Die Ermittlung des Kundenwerts wird im Kapitel 4 ausführlich dargestellt. Das Ziel der Kundenbewertung ist die Ermittlung des Kundenwerts anhand nachvollziehbarer Beurteilungsgrößen (Qualifizierungsparameter) und eine Ableitung von Kundenprioritäten anhand der ermittelten Kundenwerte (Winkelmann, 2012, S. 338-339). Winkelmann (2012, S. 339) verwendet anstelle des Begriffs „Kundenbewertung“ auch den Begriff „Kundenqualifizierung“. Dieser Begriff sagt aus, dass sich Kunden durch einen entsprechend hohen Kundenwert für die Zuteilung von Vertriebsressourcen „qualifizieren“ müssen.

3.3.2 Kundenpriorisierung

Die Gründe für die Wichtigkeit der Kenntnis von Kundenprioritäten variieren je nach Interessensgruppe. Das Management hinterfragt welcher Markt der interessanteste für das Unternehmen ist, welche Wertigkeit Marktsegmente haben und daher präferiert werden sollen. Im Marketing stellt sich die Frage welche Zielgruppen für die Kampagnen priorisiert werden sollen und bei welchen der potentielle Wertbeitrag für das Unternehmen zu niedrig ist und die daher nicht mehr umworben werden sollten. Der Vertrieb benötigt für die Besuchsplanung sowie für die Priorisierung in der Kundenbearbeitung Informationen zu den Wertigkeiten von Bestandskunden und potentiellen Neukunden. Für den Vertriebsinnendienst stellt sich bspw. die Frage, welche die wichtigsten Angebote sind und bevorzugt nachbearbeitet werden sollten (Winkelmann, 2013, S. 340).

Nach erfolgter Kundenbewertung kann die weitere Gegenüberstellung einzelner Kunden oder Kundensegmente zueinander erfolgen. Damit wird die Voraussetzung zur Unterscheidung zwischen wichtigen und unwichtigen Kunden(-segmenten) geschaffen, woraus sich unterschiedliche Kundenprioritäten ergeben. Durch diese Kundenpriorisierung wird eine dem Kundenwert entsprechende Allokation der Vertriebsressourcen auf die bestehenden und potentiellen Kunden ermöglicht (Winkelmann, 2012, S. 338-339).

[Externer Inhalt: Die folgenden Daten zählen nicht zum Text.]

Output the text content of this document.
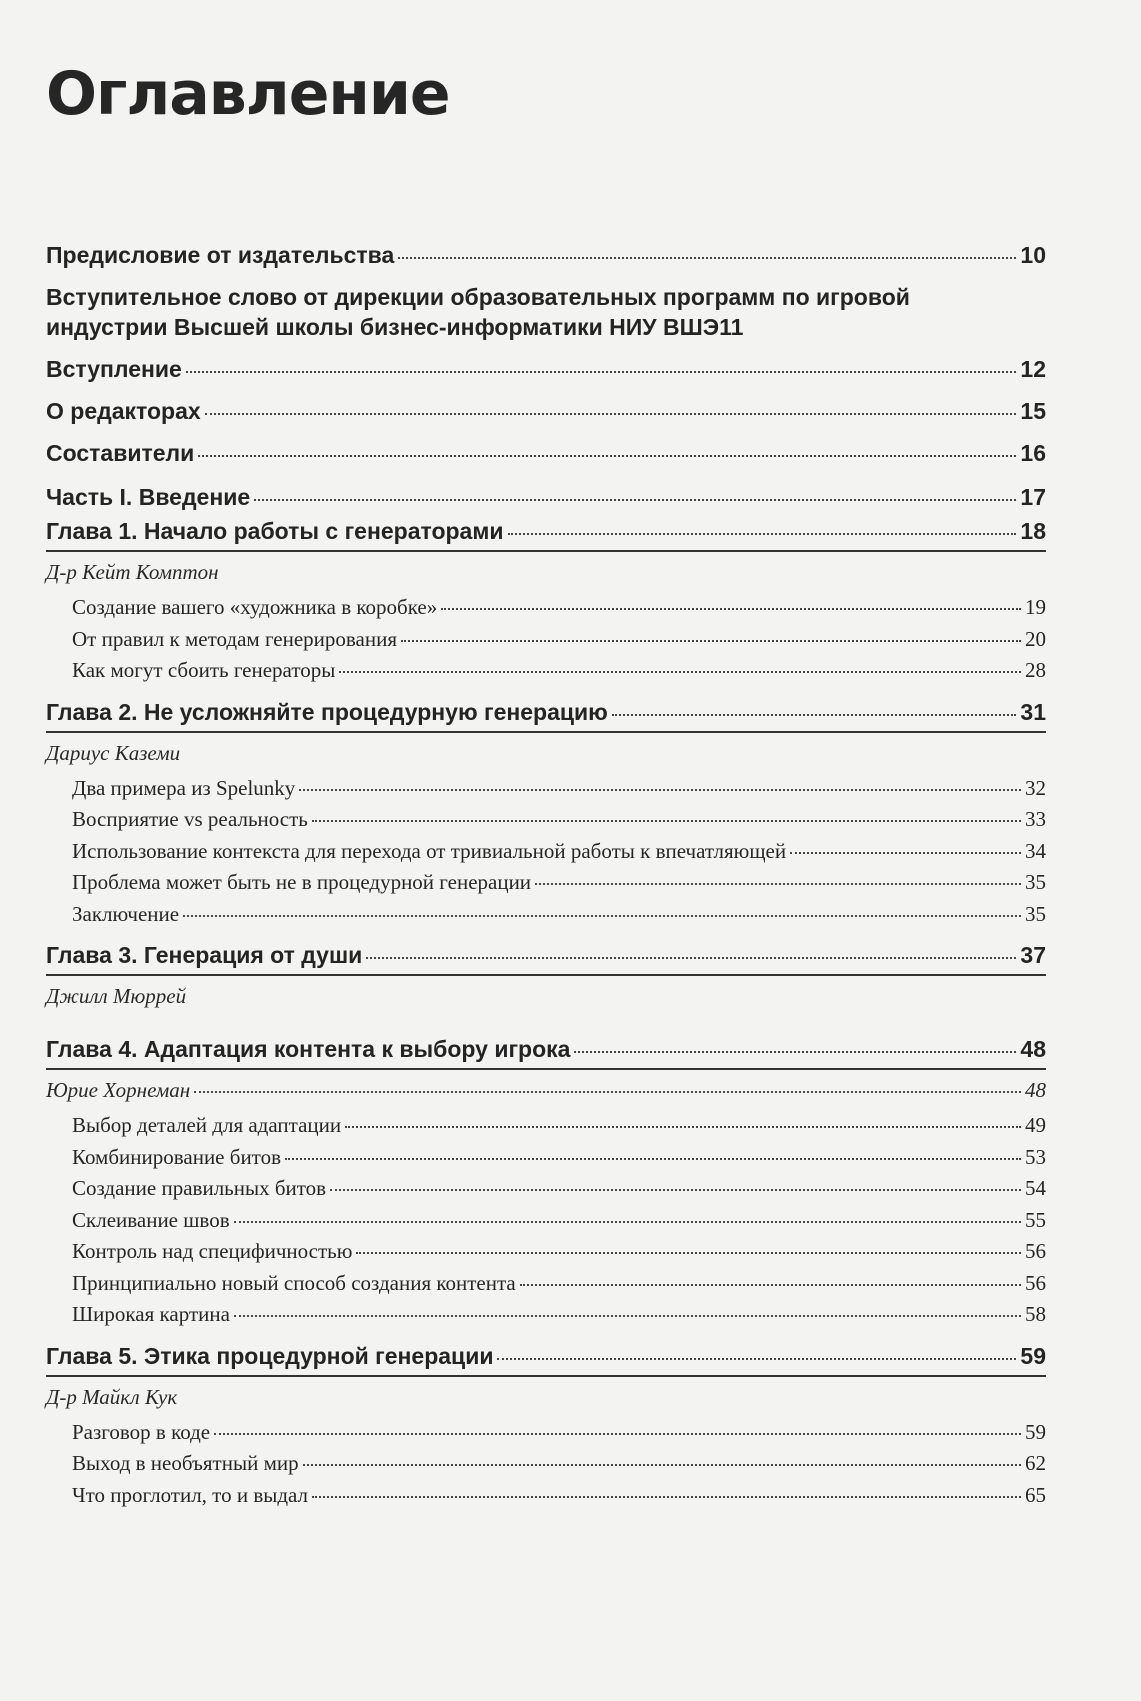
Оглавление
Предисловие от издательства	10
Вступительное слово от дирекции образовательных программ по игровой
индустрии Высшей школы бизнес-информатики НИУ ВШЭ 11
Вступление	12
О редакторах	15
Составители	16
Часть I. Введение	17
Глава 1. Начало работы с генераторами	18
Д-р Кейт Комптон
Создание вашего «художника в коробке»	19
От правил к методам генерирования	20
Как могут сбоить генераторы	28
Глава 2. Не усложняйте процедурную генерацию	31
Дариус Каземи
Два примера из Spelunky	32
Восприятие vs реальность	33
Использование контекста для перехода от тривиальной работы к впечатляющей	34
Проблема может быть не в процедурной генерации	35
Заключение	35
Глава 3. Генерация от души	37
Джилл Мюррей
Глава 4. Адаптация контента к выбору игрока	48
Юрие Хорнеман	48
Выбор деталей для адаптации	49
Комбинирование битов	53
Создание правильных битов	54
Склеивание швов	55
Контроль над специфичностью	56
Принципиально новый способ создания контента	56
Широкая картина	58
Глава 5. Этика процедурной генерации	59
Д-р Майкл Кук
Разговор в коде	59
Выход в необъятный мир	62
Что проглотил, то и выдал	65
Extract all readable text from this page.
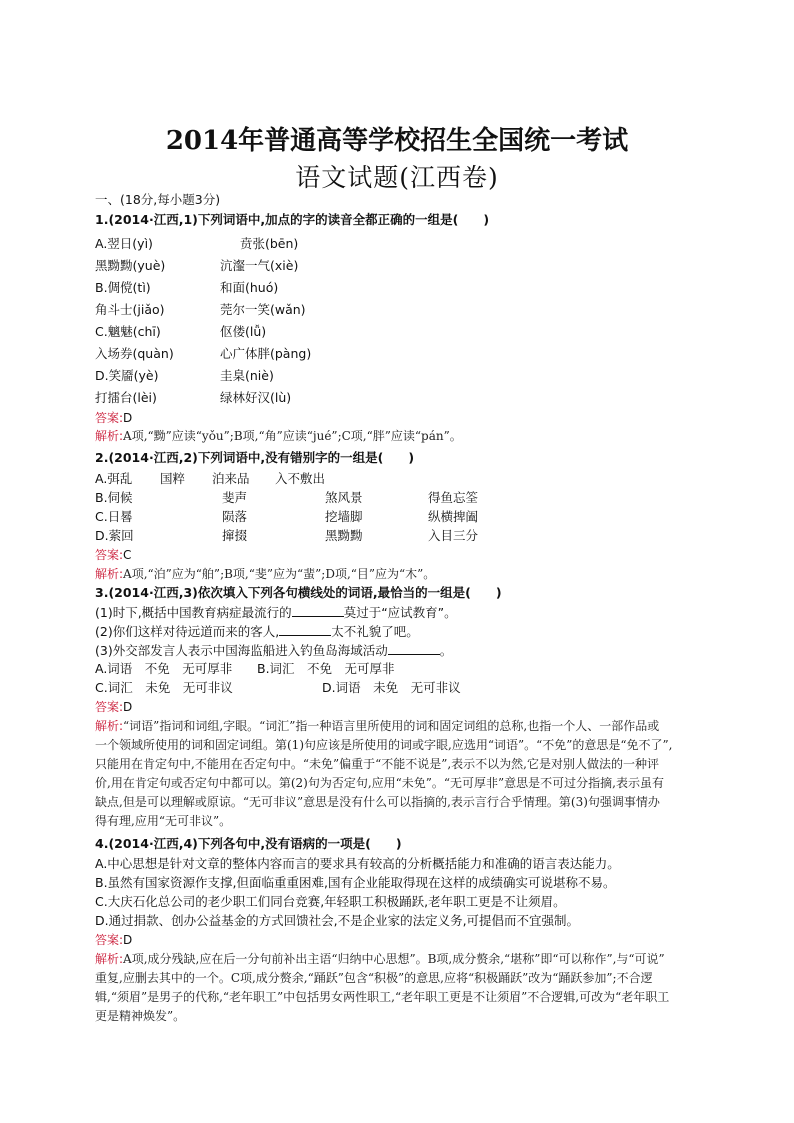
2014年普通高等学校招生全国统一考试
语文试题(江西卷)
一、(18分,每小题3分)
1.(2014·江西,1)下列词语中,加点的字的读音全都正确的一组是(　　)
A.翌日(yì)	贲张(bēn)
黑黝黝(yuè)	沆瀣一气(xiè)
B.倜傥(tì)	和面(huó)
角斗士(jiǎo)	莞尔一笑(wǎn)
C.魑魅(chī)	伛偻(lǚ)
入场券(quàn)	心广体胖(pàng)
D.笑靥(yè)	圭臬(niè)
打擂台(lèi)	绿林好汉(lù)
答案:D
解析:A项,“黝”应读“yǒu”;B项,“角”应读“jué”;C项,“胖”应读“pán”。
2.(2014·江西,2)下列词语中,没有错别字的一组是(　　)
A.弭乱 国粹 泊来品 入不敷出
B.伺候	斐声	煞风景	得鱼忘筌
C.日晷	陨落	挖墙脚	纵横捭阖
D.萦回	撺掇	黑黝黝	入目三分
答案:C
解析:A项,“泊”应为“舶”;B项,“斐”应为“蜚”;D项,“目”应为“木”。
3.(2014·江西,3)依次填入下列各句横线处的词语,最恰当的一组是(　　)
(1)时下,概括中国教育病症最流行的	莫过于“应试教育”。
(2)你们这样对待远道而来的客人,	太不礼貌了吧。
(3)外交部发言人表示中国海监船进入钓鱼岛海域活动	。
A.词语　不免　无可厚非 B.词汇　不免　无可厚非
C.词汇　未免　无可非议	D.词语　未免　无可非议
答案:D
解析:“词语”指词和词组,字眼。“词汇”指一种语言里所使用的词和固定词组的总称,也指一个人、一部作品或
一个领域所使用的词和固定词组。第(1)句应该是所使用的词或字眼,应选用“词语”。“不免”的意思是“免不了”,
只能用在肯定句中,不能用在否定句中。“未免”偏重于“不能不说是”,表示不以为然,它是对别人做法的一种评
价,用在肯定句或否定句中都可以。第(2)句为否定句,应用“未免”。“无可厚非”意思是不可过分指摘,表示虽有
缺点,但是可以理解或原谅。“无可非议”意思是没有什么可以指摘的,表示言行合乎情理。第(3)句强调事情办
得有理,应用“无可非议”。
4.(2014·江西,4)下列各句中,没有语病的一项是(　　)
A.中心思想是针对文章的整体内容而言的要求具有较高的分析概括能力和准确的语言表达能力。
B.虽然有国家资源作支撑,但面临重重困难,国有企业能取得现在这样的成绩确实可说堪称不易。
C.大庆石化总公司的老少职工们同台竞赛,年轻职工积极踊跃,老年职工更是不让须眉。
D.通过捐款、创办公益基金的方式回馈社会,不是企业家的法定义务,可提倡而不宜强制。
答案:D
解析:A项,成分残缺,应在后一分句前补出主语“归纳中心思想”。B项,成分赘余,“堪称”即“可以称作”,与“可说”
重复,应删去其中的一个。C项,成分赘余,“踊跃”包含“积极”的意思,应将“积极踊跃”改为“踊跃参加”;不合逻
辑,“须眉”是男子的代称,“老年职工”中包括男女两性职工,“老年职工更是不让须眉”不合逻辑,可改为“老年职工
更是精神焕发”。
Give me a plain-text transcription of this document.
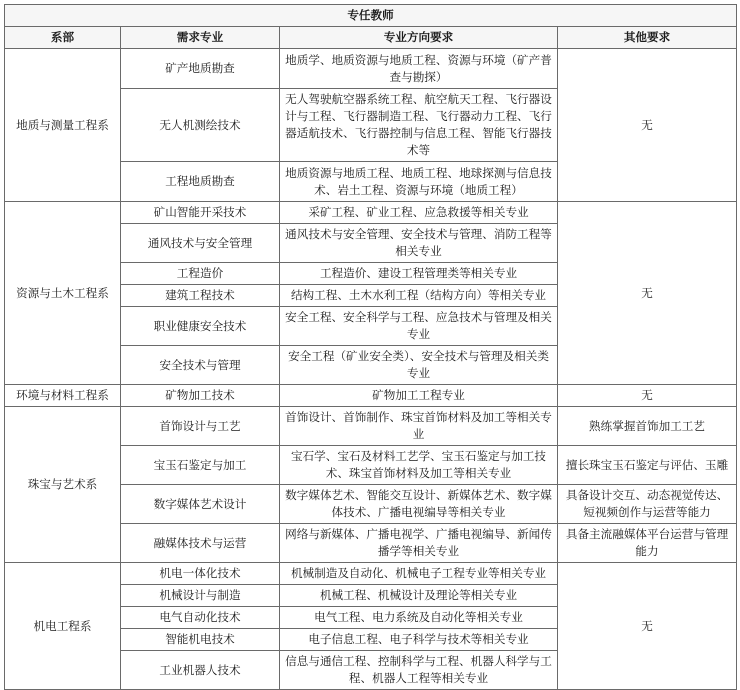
专任教师			
系部	需求专业	专业方向要求	其他要求
地质与测量工程系	矿产地质勘查	地质学、地质资源与地质工程、资源与环境（矿产普查与勘探）	无
	无人机测绘技术	无人驾驶航空器系统工程、航空航天工程、飞行器设计与工程、飞行器制造工程、飞行器动力工程、飞行器适航技术、飞行器控制与信息工程、智能飞行器技术等	
	工程地质勘查	地质资源与地质工程、地质工程、地球探测与信息技术、岩土工程、资源与环境（地质工程）	
资源与土木工程系	矿山智能开采技术	采矿工程、矿业工程、应急救援等相关专业	无
	通风技术与安全管理	通风技术与安全管理、安全技术与管理、消防工程等相关专业	
	工程造价	工程造价、建设工程管理类等相关专业	
	建筑工程技术	结构工程、土木水利工程（结构方向）等相关专业	
	职业健康安全技术	安全工程、安全科学与工程、应急技术与管理及相关专业	
	安全技术与管理	安全工程（矿业安全类）、安全技术与管理及相关类专业	
环境与材料工程系	矿物加工技术	矿物加工工程专业	无
珠宝与艺术系	首饰设计与工艺	首饰设计、首饰制作、珠宝首饰材料及加工等相关专业	熟练掌握首饰加工工艺
	宝玉石鉴定与加工	宝石学、宝石及材料工艺学、宝玉石鉴定与加工技术、珠宝首饰材料及加工等相关专业	擅长珠宝玉石鉴定与评估、玉雕
	数字媒体艺术设计	数字媒体艺术、智能交互设计、新媒体艺术、数字媒体技术、广播电视编导等相关专业	具备设计交互、动态视觉传达、短视频创作与运营等能力
	融媒体技术与运营	网络与新媒体、广播电视学、广播电视编导、新闻传播学等相关专业	具备主流融媒体平台运营与管理能力
机电工程系	机电一体化技术	机械制造及自动化、机械电子工程专业等相关专业	无
	机械设计与制造	机械工程、机械设计及理论等相关专业	
	电气自动化技术	电气工程、电力系统及自动化等相关专业	
	智能机电技术	电子信息工程、电子科学与技术等相关专业	
	工业机器人技术	信息与通信工程、控制科学与工程、机器人科学与工程、机器人工程等相关专业	
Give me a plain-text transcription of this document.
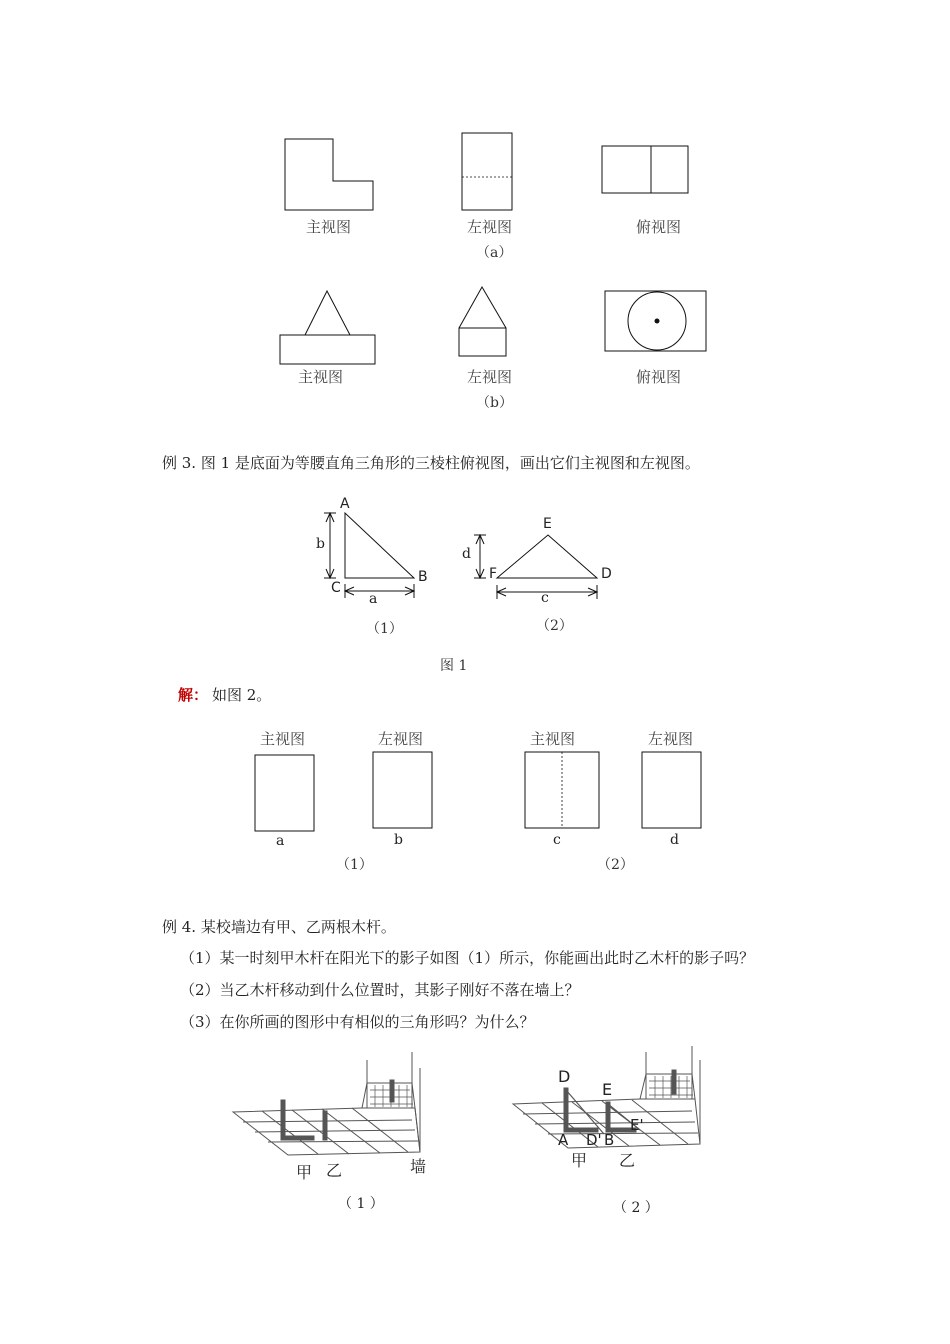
主视图	左视图	俯视图
（a）
主视图	左视图	俯视图
（b）
例 3. 图 1 是底面为等腰直角三角形的三棱柱俯视图，画出它们主视图和左视图。
A
b
C
B
a
（1）
E
d
F	D
c
（2）
图 1
解： 如图 2。
主视图	左视图
a	b
（1）
主视图	左视图
c	d
（2）
例 4. 某校墙边有甲、乙两根木杆。
（1）某一时刻甲木杆在阳光下的影子如图（1）所示，你能画出此时乙木杆的影子吗？
（2）当乙木杆移动到什么位置时，其影子刚好不落在墙上？
（3）在你所画的图形中有相似的三角形吗？为什么？
甲 乙	墙
（ 1 ）
D
E
E'
A D' B
甲 乙
（ 2 ）
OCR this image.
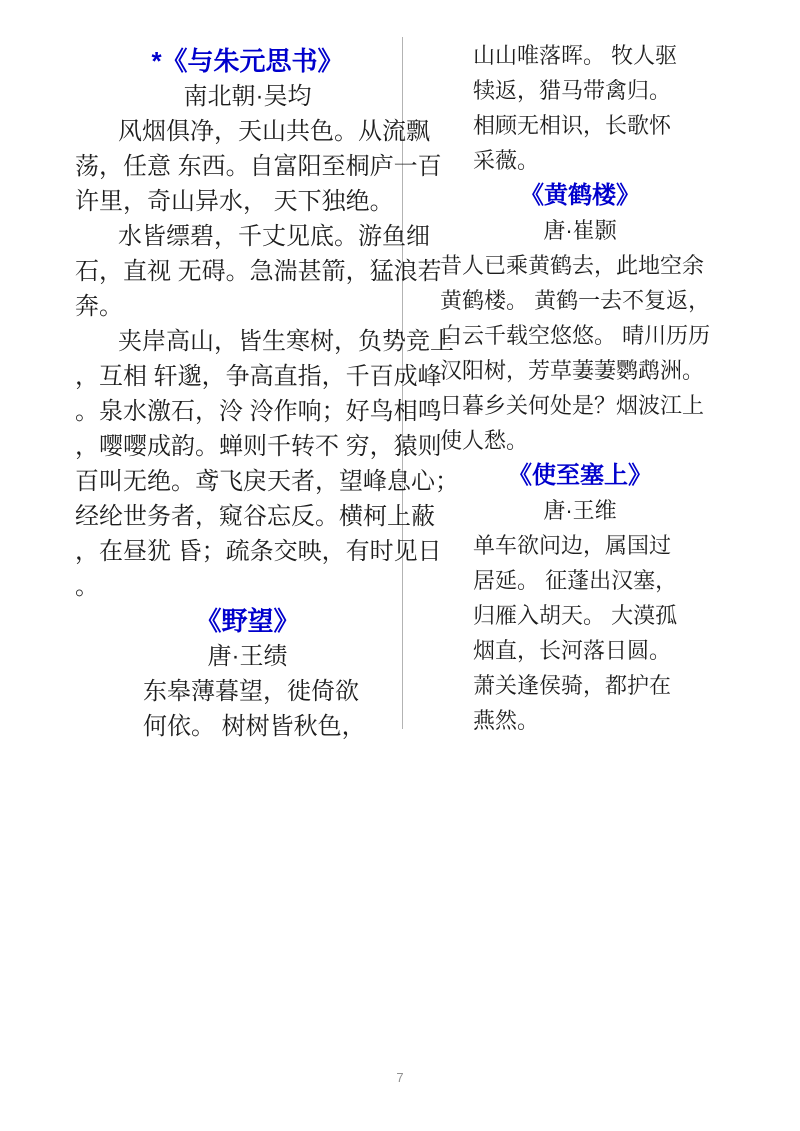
*《与朱元思书》
南北朝·吴均
风烟俱净，天山共色。从流飘
荡，任意 东西。自富阳至桐庐一百
许里，奇山异水， 天下独绝。
水皆缥碧，千丈见底。游鱼细
石，直视 无碍。急湍甚箭，猛浪若
奔。
夹岸高山，皆生寒树，负势竞上
，互相 轩邈，争高直指，千百成峰
。泉水激石，泠 泠作响；好鸟相鸣
，嘤嘤成韵。蝉则千转不 穷，猿则
百叫无绝。鸢飞戾天者，望峰息心；
经纶世务者，窥谷忘反。横柯上蔽
，在昼犹 昏；疏条交映，有时见日
。
《野望》
唐·王绩
东皋薄暮望，徙倚欲
何依。 树树皆秋色，
山山唯落晖。 牧人驱
犊返，猎马带禽归。
相顾无相识，长歌怀
采薇。
《黄鹤楼》
唐·崔颢
昔人已乘黄鹤去，此地空余
黄鹤楼。 黄鹤一去不复返，
白云千载空悠悠。 晴川历历
汉阳树，芳草萋萋鹦鹉洲。
日暮乡关何处是？烟波江上
使人愁。
《使至塞上》
唐·王维
单车欲问边，属国过
居延。 征蓬出汉塞，
归雁入胡天。 大漠孤
烟直，长河落日圆。
萧关逢侯骑，都护在
燕然。
7
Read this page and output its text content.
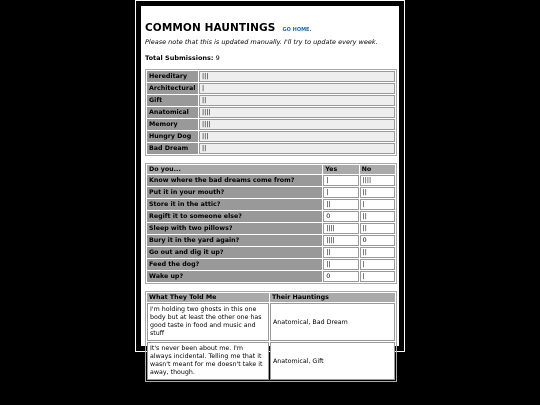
COMMON HAUNTINGS GO HOME.
Please note that this is updated manually. I'll try to update every week.
Total Submissions: 9
Hereditary	|||
Architectural	|
Gift	||
Anatomical	||||
Memory	||||
Hungry Dog	|||
Bad Dream	||
Do you...	Yes	No
Know where the bad dreams come from?	|	||||
Put it in your mouth?	|	||
Store it in the attic?	||	|
Regift it to someone else?	0	||
Sleep with two pillows?	||||	||
Bury it in the yard again?	||||	0
Go out and dig it up?	||	||
Feed the dog?	||	|
Wake up?	0	|
What They Told Me	Their Hauntings
I'm holding two ghosts in this one body but at least the other one has good taste in food and music and stuff	Anatomical, Bad Dream
It's never been about me. I'm always incidental. Telling me that it wasn't meant for me doesn't take it away, though.	Anatomical, Gift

Die Kundenpriorisierung wird durch den Einsatz des Kundenwerts erleichtert (Hofbauer & Hellwig, 2012, S. 166) und verfolgt das Ziel die knappen Vertriebsressourcen auf die wertvollsten Kunden zu verteilen (Homburg, Schäfer, & Schneider, 2012, S. 38). Dies ist notwendig, da in der Regel die Vertriebsressourcen nicht ausreichen, um alle Kunden im gleichen Ausmaß zu betreuen (Winkelmann, 2012, S. 338-339).

3.3.2.1 Strategische Kundenprioritäten

In strategischer Hinsicht ist es notwendig, die Kundenerfolgspotenziale zu identifizieren. Darauf aufbauend ist es die Aufgabe des Vertriebs, diese zu erhalten, weiter zu entwickeln und damit das Erfolgspotential der Kunden auszuschöpfen (Reinecke & Keller, 2006, S. 262). Es stellt sich für den Vertrieb daher die Frage, welche Zielgruppen des Unternehmens und welche Kunden(-segmente) innerhalb der Zielgruppen, mit welcher strategischen Priorität bearbeitet werden sollten (Homburg, Schäfer, & Schneider, 2012, S. 38). Hierzu dient die Klassifizierung der einzelnen Zielgruppen und Kunden(-segmente) entsprechend ihres Wertbeitrags für das Unternehmen. Auf Basis dieser Klassifizierung kann die Ausrichtung der operativen Vertriebsaktivitäten und damit die Allokation der Vertriebsressourcen, entsprechend der strategischer Priorität der Kunden(-segmente) erfolgen (Hofbauer & Hellwig, 2012, S. 164-165; Winkelmann, 2012, S. 334).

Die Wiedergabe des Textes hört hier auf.